Recently, the Ministry of Business and Trade (MBT) had announced a plan to close down the small groceries in the country, estimated to be around 7,100, and hence renewed their licences only until September 15. The licences used to be renewed annually.
However, the Central Municipal Council (CMC) has passed recommendations at its current session, calling for the continuation of these outlets saying that these shops are vital for both locals and expatriates and they offer much needed services.
“It is not logical that one drives all the way to the nearest mall to get some bread or milk while it can be bought in the neighbourhood,” CMC vice-chairman once said, summing up the easily accessible services of such outlets.
CMC member Hamad Saleh al-Houl told local Arabic daily Arrayah that the decision of the MBT in this regard had to be reviewed because of its multiple negative consequences on the community.
“People get used to deal with such groceries to get their needs. Moreover such shops benefit a significant segment of the middle class of locals, including the elderly, widows and divorcees. They depend entirely on the rents of these shops or operating them through somebody,” he said.
He also pointed out that for simple needs, it was not acceptable to drive all the way to the nearest shopping centre and then look for parking, while one can pick them from a grocery nearby .
He indicated that the same decision was on the table in 2009 and officials found out that implementation was practically impossible so they withdrew it. “Further, the available alternative is not feasible because of the shortage in commercial venues and high rental rates of commercial outlets.”
Mohamed al-Shafi, CMC member, also stressed the advantages of small groceries and demanded that the decision to close them down should be reviewed. He said that these shops had been granted permits to operate for more than 15 years and they had been doing great services to the local communities.
Some operators of the groceries said they had never caused any nuisance to the residents in their respective neighbourhoods. On the contrary they saw themselves as doing them a great though simple service.
“I am not only easily accessible but I am just a call away to deliver the needs of the neighbouring inhabitants, who are used to my timely services with no extra charges and some times with delayed payment,” said an Asian grocer.

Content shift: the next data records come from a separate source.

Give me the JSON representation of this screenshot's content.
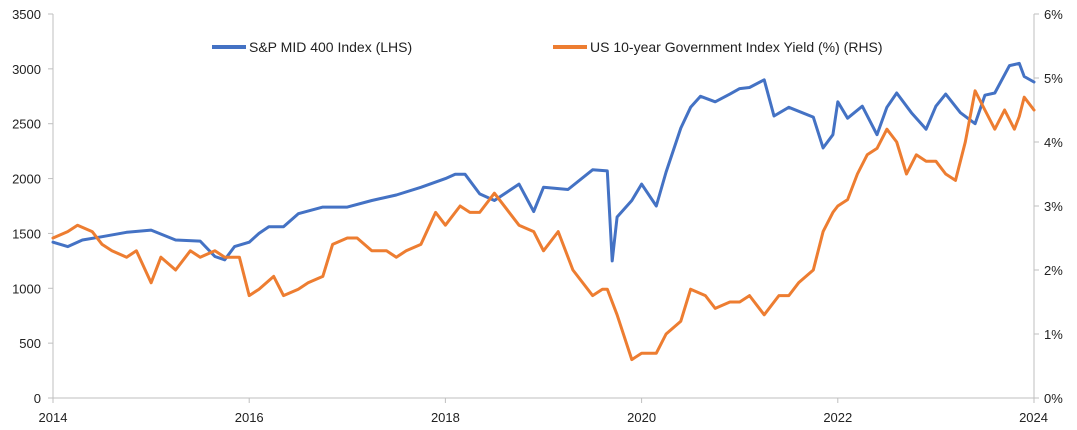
{
  "chart_data": {
    "type": "line",
    "title": "",
    "xlabel": "",
    "ylabel_left": "",
    "ylabel_right": "",
    "xlim": [
      2014,
      2024
    ],
    "x_ticks": [
      "2014",
      "2016",
      "2018",
      "2020",
      "2022",
      "2024"
    ],
    "ylim_left": [
      0,
      3500
    ],
    "y_ticks_left": [
      "0",
      "500",
      "1000",
      "1500",
      "2000",
      "2500",
      "3000",
      "3500"
    ],
    "ylim_right": [
      0,
      6
    ],
    "y_ticks_right": [
      "0%",
      "1%",
      "2%",
      "3%",
      "4%",
      "5%",
      "6%"
    ],
    "grid": false,
    "legend_position": "top",
    "series": [
      {
        "name": "S&P MID 400 Index (LHS)",
        "axis": "left",
        "color": "#4472C4",
        "x": [
          2014.0,
          2014.15,
          2014.3,
          2014.5,
          2014.75,
          2015.0,
          2015.25,
          2015.5,
          2015.65,
          2015.75,
          2015.85,
          2016.0,
          2016.1,
          2016.2,
          2016.35,
          2016.5,
          2016.75,
          2017.0,
          2017.25,
          2017.5,
          2017.75,
          2018.0,
          2018.1,
          2018.2,
          2018.35,
          2018.5,
          2018.75,
          2018.9,
          2019.0,
          2019.25,
          2019.5,
          2019.65,
          2019.7,
          2019.75,
          2019.9,
          2020.0,
          2020.15,
          2020.25,
          2020.4,
          2020.5,
          2020.6,
          2020.75,
          2020.9,
          2021.0,
          2021.1,
          2021.25,
          2021.35,
          2021.5,
          2021.75,
          2021.85,
          2021.95,
          2022.0,
          2022.1,
          2022.25,
          2022.4,
          2022.5,
          2022.6,
          2022.75,
          2022.9,
          2023.0,
          2023.1,
          2023.25,
          2023.4,
          2023.5,
          2023.6,
          2023.75,
          2023.85,
          2023.9,
          2024.0
        ],
        "values": [
          1420,
          1380,
          1440,
          1470,
          1510,
          1530,
          1440,
          1430,
          1290,
          1260,
          1380,
          1420,
          1500,
          1560,
          1560,
          1680,
          1740,
          1740,
          1800,
          1850,
          1920,
          2000,
          2040,
          2040,
          1860,
          1800,
          1950,
          1700,
          1920,
          1900,
          2080,
          2070,
          1250,
          1650,
          1800,
          1950,
          1750,
          2060,
          2460,
          2650,
          2750,
          2700,
          2770,
          2820,
          2830,
          2900,
          2570,
          2650,
          2560,
          2280,
          2400,
          2700,
          2550,
          2660,
          2400,
          2650,
          2780,
          2600,
          2450,
          2660,
          2770,
          2600,
          2500,
          2760,
          2780,
          3030,
          3050,
          2930,
          2880
        ]
      },
      {
        "name": "US 10-year Government Index Yield (%) (RHS)",
        "axis": "right",
        "color": "#ED7D31",
        "x": [
          2014.0,
          2014.15,
          2014.25,
          2014.4,
          2014.5,
          2014.6,
          2014.75,
          2014.85,
          2015.0,
          2015.1,
          2015.25,
          2015.4,
          2015.5,
          2015.65,
          2015.75,
          2015.9,
          2016.0,
          2016.1,
          2016.25,
          2016.35,
          2016.5,
          2016.6,
          2016.75,
          2016.85,
          2017.0,
          2017.1,
          2017.25,
          2017.4,
          2017.5,
          2017.6,
          2017.75,
          2017.9,
          2018.0,
          2018.15,
          2018.25,
          2018.35,
          2018.5,
          2018.65,
          2018.75,
          2018.9,
          2019.0,
          2019.15,
          2019.3,
          2019.5,
          2019.6,
          2019.65,
          2019.75,
          2019.9,
          2020.0,
          2020.15,
          2020.25,
          2020.4,
          2020.5,
          2020.65,
          2020.75,
          2020.9,
          2021.0,
          2021.1,
          2021.25,
          2021.4,
          2021.5,
          2021.6,
          2021.75,
          2021.85,
          2021.95,
          2022.0,
          2022.1,
          2022.2,
          2022.3,
          2022.4,
          2022.5,
          2022.6,
          2022.7,
          2022.8,
          2022.9,
          2023.0,
          2023.1,
          2023.2,
          2023.3,
          2023.4,
          2023.5,
          2023.6,
          2023.7,
          2023.8,
          2023.85,
          2023.9,
          2024.0
        ],
        "values": [
          2.5,
          2.6,
          2.7,
          2.6,
          2.4,
          2.3,
          2.2,
          2.3,
          1.8,
          2.2,
          2.0,
          2.3,
          2.2,
          2.3,
          2.2,
          2.2,
          1.6,
          1.7,
          1.9,
          1.6,
          1.7,
          1.8,
          1.9,
          2.4,
          2.5,
          2.5,
          2.3,
          2.3,
          2.2,
          2.3,
          2.4,
          2.9,
          2.7,
          3.0,
          2.9,
          2.9,
          3.2,
          2.9,
          2.7,
          2.6,
          2.3,
          2.6,
          2.0,
          1.6,
          1.7,
          1.7,
          1.3,
          0.6,
          0.7,
          0.7,
          1.0,
          1.2,
          1.7,
          1.6,
          1.4,
          1.5,
          1.5,
          1.6,
          1.3,
          1.6,
          1.6,
          1.8,
          2.0,
          2.6,
          2.9,
          3.0,
          3.1,
          3.5,
          3.8,
          3.9,
          4.2,
          4.0,
          3.5,
          3.8,
          3.7,
          3.7,
          3.5,
          3.4,
          4.0,
          4.8,
          4.5,
          4.2,
          4.5,
          4.2,
          4.4,
          4.7,
          4.5
        ]
      }
    ]
  }
}
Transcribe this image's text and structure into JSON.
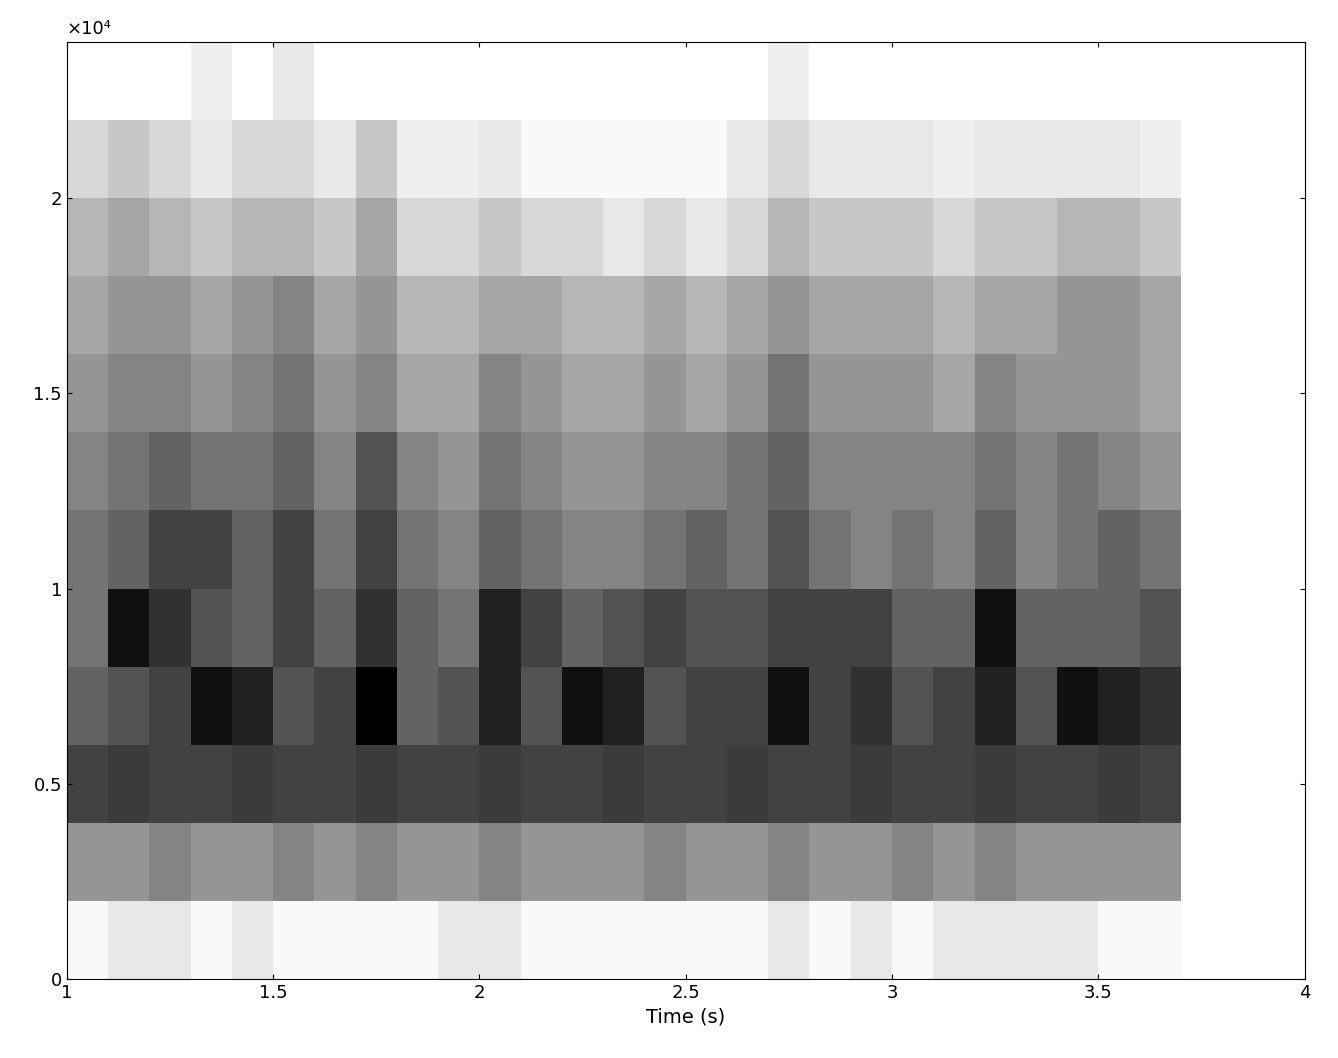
{
  "chart_data": {
    "type": "heatmap",
    "xlabel": "Time (s)",
    "annotation": "×10⁴",
    "xlim": [
      1,
      4
    ],
    "xticks": [
      1,
      1.5,
      2,
      2.5,
      3,
      3.5,
      4
    ],
    "ylim": [
      0,
      2.4
    ],
    "yticks": [
      0,
      0.5,
      1,
      1.5,
      2
    ],
    "grid": false,
    "x_bins": [
      1.0,
      1.1,
      1.2,
      1.3,
      1.4,
      1.5,
      1.6,
      1.7,
      1.8,
      1.9,
      2.0,
      2.1,
      2.2,
      2.3,
      2.4,
      2.5,
      2.6,
      2.7,
      2.8,
      2.9,
      3.0,
      3.1,
      3.2,
      3.3,
      3.4,
      3.5,
      3.6,
      3.7
    ],
    "y_bins": [
      0,
      0.2,
      0.4,
      0.6,
      0.8,
      1.0,
      1.2,
      1.4,
      1.6,
      1.8,
      2.0,
      2.2,
      2.4
    ],
    "cells": [
      [
        0.05,
        0.1,
        0.1,
        0.05,
        0.1,
        0.05,
        0.05,
        0.05,
        0.05,
        0.1,
        0.1,
        0.05,
        0.05,
        0.05,
        0.05,
        0.05,
        0.05,
        0.1,
        0.05,
        0.1,
        0.05,
        0.1,
        0.1,
        0.1,
        0.1,
        0.05,
        0.05
      ],
      [
        0.35,
        0.35,
        0.4,
        0.35,
        0.35,
        0.4,
        0.35,
        0.4,
        0.35,
        0.35,
        0.4,
        0.35,
        0.35,
        0.35,
        0.4,
        0.35,
        0.35,
        0.4,
        0.35,
        0.35,
        0.4,
        0.35,
        0.4,
        0.35,
        0.35,
        0.35,
        0.35
      ],
      [
        0.6,
        0.62,
        0.6,
        0.6,
        0.62,
        0.6,
        0.6,
        0.62,
        0.6,
        0.6,
        0.62,
        0.6,
        0.6,
        0.62,
        0.6,
        0.6,
        0.62,
        0.6,
        0.6,
        0.62,
        0.6,
        0.6,
        0.62,
        0.6,
        0.6,
        0.62,
        0.6
      ],
      [
        0.5,
        0.55,
        0.6,
        0.75,
        0.7,
        0.55,
        0.6,
        0.8,
        0.5,
        0.55,
        0.7,
        0.55,
        0.75,
        0.7,
        0.55,
        0.6,
        0.6,
        0.75,
        0.6,
        0.65,
        0.55,
        0.6,
        0.7,
        0.55,
        0.75,
        0.7,
        0.65
      ],
      [
        0.45,
        0.75,
        0.65,
        0.55,
        0.5,
        0.6,
        0.5,
        0.65,
        0.5,
        0.45,
        0.7,
        0.6,
        0.5,
        0.55,
        0.6,
        0.55,
        0.55,
        0.6,
        0.6,
        0.6,
        0.5,
        0.5,
        0.75,
        0.5,
        0.5,
        0.5,
        0.55
      ],
      [
        0.45,
        0.5,
        0.6,
        0.6,
        0.5,
        0.6,
        0.45,
        0.6,
        0.45,
        0.4,
        0.5,
        0.45,
        0.4,
        0.4,
        0.45,
        0.5,
        0.45,
        0.55,
        0.45,
        0.4,
        0.45,
        0.4,
        0.5,
        0.4,
        0.45,
        0.5,
        0.45
      ],
      [
        0.4,
        0.45,
        0.5,
        0.45,
        0.45,
        0.5,
        0.4,
        0.55,
        0.4,
        0.35,
        0.45,
        0.4,
        0.35,
        0.35,
        0.4,
        0.4,
        0.45,
        0.5,
        0.4,
        0.4,
        0.4,
        0.4,
        0.45,
        0.4,
        0.45,
        0.4,
        0.35
      ],
      [
        0.35,
        0.4,
        0.4,
        0.35,
        0.4,
        0.45,
        0.35,
        0.4,
        0.3,
        0.3,
        0.4,
        0.35,
        0.3,
        0.3,
        0.35,
        0.3,
        0.35,
        0.45,
        0.35,
        0.35,
        0.35,
        0.3,
        0.4,
        0.35,
        0.35,
        0.35,
        0.3
      ],
      [
        0.3,
        0.35,
        0.35,
        0.3,
        0.35,
        0.4,
        0.3,
        0.35,
        0.25,
        0.25,
        0.3,
        0.3,
        0.25,
        0.25,
        0.3,
        0.25,
        0.3,
        0.35,
        0.3,
        0.3,
        0.3,
        0.25,
        0.3,
        0.3,
        0.35,
        0.35,
        0.3
      ],
      [
        0.25,
        0.3,
        0.25,
        0.2,
        0.25,
        0.25,
        0.2,
        0.3,
        0.15,
        0.15,
        0.2,
        0.15,
        0.15,
        0.1,
        0.15,
        0.1,
        0.15,
        0.25,
        0.2,
        0.2,
        0.2,
        0.15,
        0.2,
        0.2,
        0.25,
        0.25,
        0.2
      ],
      [
        0.15,
        0.2,
        0.15,
        0.1,
        0.15,
        0.15,
        0.1,
        0.2,
        0.08,
        0.08,
        0.1,
        0.05,
        0.05,
        0.05,
        0.05,
        0.05,
        0.1,
        0.15,
        0.1,
        0.1,
        0.1,
        0.08,
        0.1,
        0.1,
        0.1,
        0.1,
        0.08
      ],
      [
        0.03,
        0.03,
        0.03,
        0.08,
        0.03,
        0.1,
        0.03,
        0.03,
        0.03,
        0.03,
        0.03,
        0.03,
        0.03,
        0.03,
        0.03,
        0.03,
        0.03,
        0.08,
        0.03,
        0.03,
        0.03,
        0.03,
        0.03,
        0.03,
        0.03,
        0.03,
        0.03
      ]
    ]
  }
}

He expected that the possible implementation of such a decision could end his business.
“Anyway, the licence is usually renewed every year, and I am sure that my sponsor would sort it out somehow,” he said expressing his confidence that his business would continue to operate as usual.
Meanwhile, businessman Abudlaziz al-Emadi, former vice-chairman of Qatar Chamber, defended the MBT plan, saying that it was time to upgrade the beautiful and civilised look of the country. He explained that such groceries used to serve labourers in the first place, and they had been moved away from family residential areas. Consequently, the existence of such shops was no longer justified. Meanwhile, he said that the MBT move to allocate shops in commercial complexes for groceries outside residential areas should go along with that decision, taking into consideration that the rental rates would be moderate.